Very few buzzwords stimulate the strong feelings and controversy associated with growth hacking. Every company needs sustainable growth to be successful. The idea that you can “hack” growth is alluring to some and offensive to others. Growth hacking sounds a lot like “overnight success” to people working diligently to grow their company. They know that it takes years of preparation and hard work for most overnight successes to land in the spotlight.
Sean Ellis coined the term “growth hacker” in 2010. He defines a growth hacker as “a person whose true north is growth.” This simple definition is a perfect way to identify people with the skill set required for growing companies. In its purest form, having a growth hacker in your organization will keep it moving forward. The problem comes when growth hacking is manipulated to fit existing infrastructures or put a new spin on a broken strategy. Growth hacking shifts from strategic planning to magical thinking.
Sustainable growth comes when opportunities are matched with solid foundations. Growth hacking can be a solid strategy when it encompasses all departments. Opportunities are typically found on the marketing and sales side of the business. The foundation is built on the operational side. Lack of communication between marketing and operations is the biggest challenge found in most companies. A growth hacker has to be able to comfortably cross interdepartmental lines and resolve the communication issue.
Growth hacking, as a function of the marketing department, is limited to finding opportunities. It is ideal for a startup needing a quick entry into the market or an existing company needed to revitalize lagging sales. Using a growth hacker to find untapped marketing opportunities can be the catalyst that begins scalable growth for the startup or a turnaround for an established business. It may be what is needed at the time but it won’t create the sustainable growth that builds companies.

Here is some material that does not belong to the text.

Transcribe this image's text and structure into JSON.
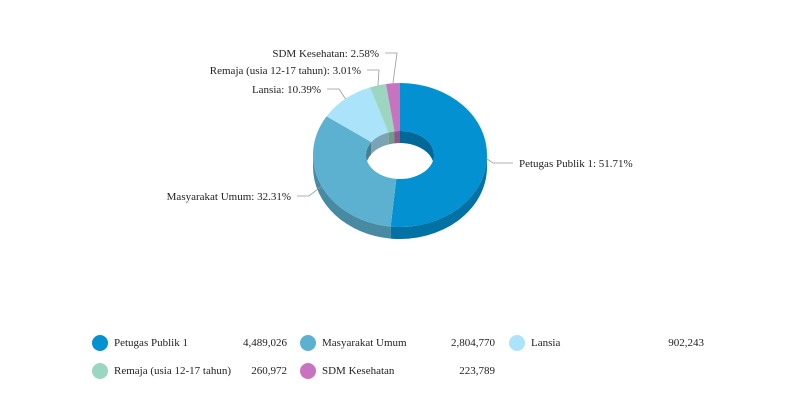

Creating sustainable growth strategy requires a leader that can work with a team to evaluate the needs throughout the organization and create a plan that exploits market weaknesses while building a strong infrastructure. That individual has to have analytical skills, creativity, and the ability to unite departments for common cause. Growth strategies are best planned without departmental baggage. Limiting the planning and execution to one department minimizes the potential and increases the probability that your growth hacking will deliver more hype than sales and profits.
When tasked to grow Ballard Designs, we first focused on the operational side of the business. There were issues in all of the departments but without a solid service foundation, any growth would be short lived. The process was simple. We reduced the order turnaround and improved interdepartmental communication. The plan was to get our operational house in order and then work on the marketing side to increase sales.

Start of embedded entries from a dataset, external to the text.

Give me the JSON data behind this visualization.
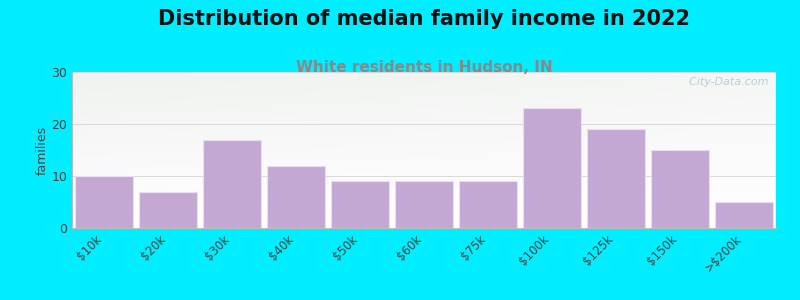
{
  "title": "Distribution of median family income in 2022",
  "subtitle": "White residents in Hudson, IN",
  "categories": [
    "$10k",
    "$20k",
    "$30k",
    "$40k",
    "$50k",
    "$60k",
    "$75k",
    "$100k",
    "$125k",
    "$150k",
    ">$200k"
  ],
  "values": [
    10,
    7,
    17,
    12,
    9,
    9,
    9,
    23,
    19,
    15,
    5
  ],
  "bar_color": "#c4a8d4",
  "bar_edge_color": "#e8e0f0",
  "background_outer": "#00eeff",
  "ylim": [
    0,
    30
  ],
  "yticks": [
    0,
    10,
    20,
    30
  ],
  "ylabel": "families",
  "title_fontsize": 15,
  "subtitle_fontsize": 11,
  "subtitle_color": "#888888",
  "watermark": "  City-Data.com",
  "watermark_color": "#b0c8d0"
}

Cause and effect can surprise you. Sales started increasing as we worked to improve our service. Ballard Designs was a pureplay catalog business at the time. There were no changes to the marketing plan yet sales began to exceed projections. An analysis of the incoming orders found that people were reordering at a faster rate. We also found that costs were decreasing. We were receiving fewer incoming customer service calls and seeing increased productivity in our fulfillment center.

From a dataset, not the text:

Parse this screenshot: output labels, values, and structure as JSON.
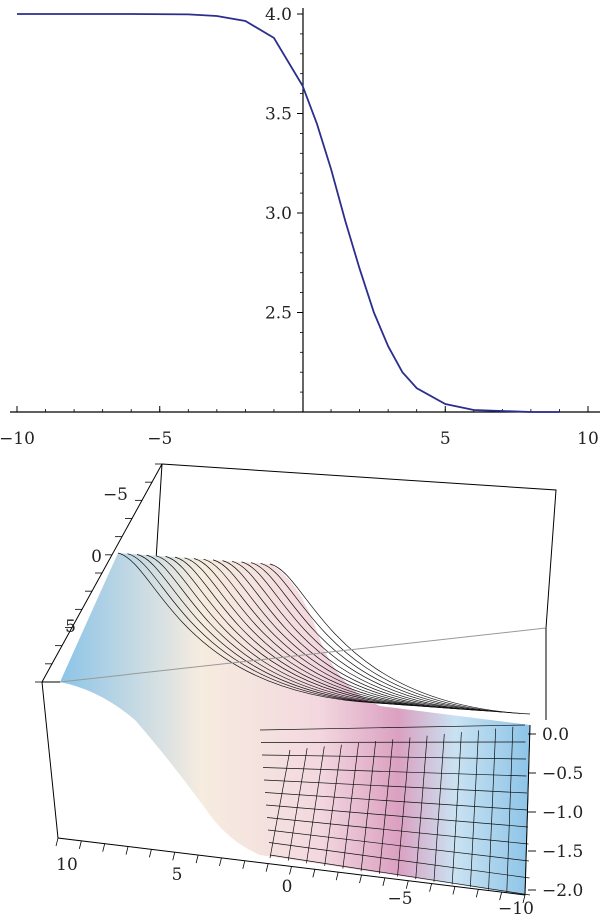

Delivering orders sooner had the positive side effect of increasing sales and profits. Building a strong service foundation created the infrastructure needed to support the two and three digit growth rates Ballard Designs achieved during my tenure as Chief Operating Officer. The one thing we did that made the difference was to create a team to grow the company. The team members came from every department in the company. Sustainable growth was a corporate strategy not a departmental goal. There was no room for excuses or blame because everyone was responsible. There was much cause for celebration because everyone benefited from our success.
If you are seeking sustainable company growth:
Start with the team – Create a team with members from every department to contribute to the growth strategy. Having the right team members is critical because success will be limited if any department doesn’t buy into the strategy. Team members need to be open minded, inclusive, and have a good understanding of how their individual departments work.
Choose a leader – Management by committee never works. The leader needs autonomy, overall knowledge of the company and market, and the ability to unite the departments. If you don’t have someone in-house, consider using a consultant to develop the talent in-house or hiring an outsider.
Identify trouble areas – What is limiting your growth? Every department leader knows internal areas that need improving. Initially, require them to limit suggestions to things within their individual departments. This improves interdepartmental cooperation by preventing extensive finger pointing.
Create a process for requesting change – Departmental activities affect other departments. Creating a process for team members to request changes in other departments reduces communication challenges and interdepartmental animosity.
Identify opportunities – Every department has opportunities to improve sales and reduce costs. Start with self-analysis and then move to receiving interdepartmental suggestions. Sometimes an outsider sees opportunities missed by insiders.
Create a strategy in stages – It is impossible to create a comprehensive long-term strategy that doesn’t need modification. Think globally and long-term but limit detailed specifics to shorter terms. You can expand as you learn what works best.
Be flexible – Companies in growth mode have surprises along the way. Include flexibility in your planning so you can adapt as the environment demands. Be careful about creating ownership because if it is too strong, change is impossible.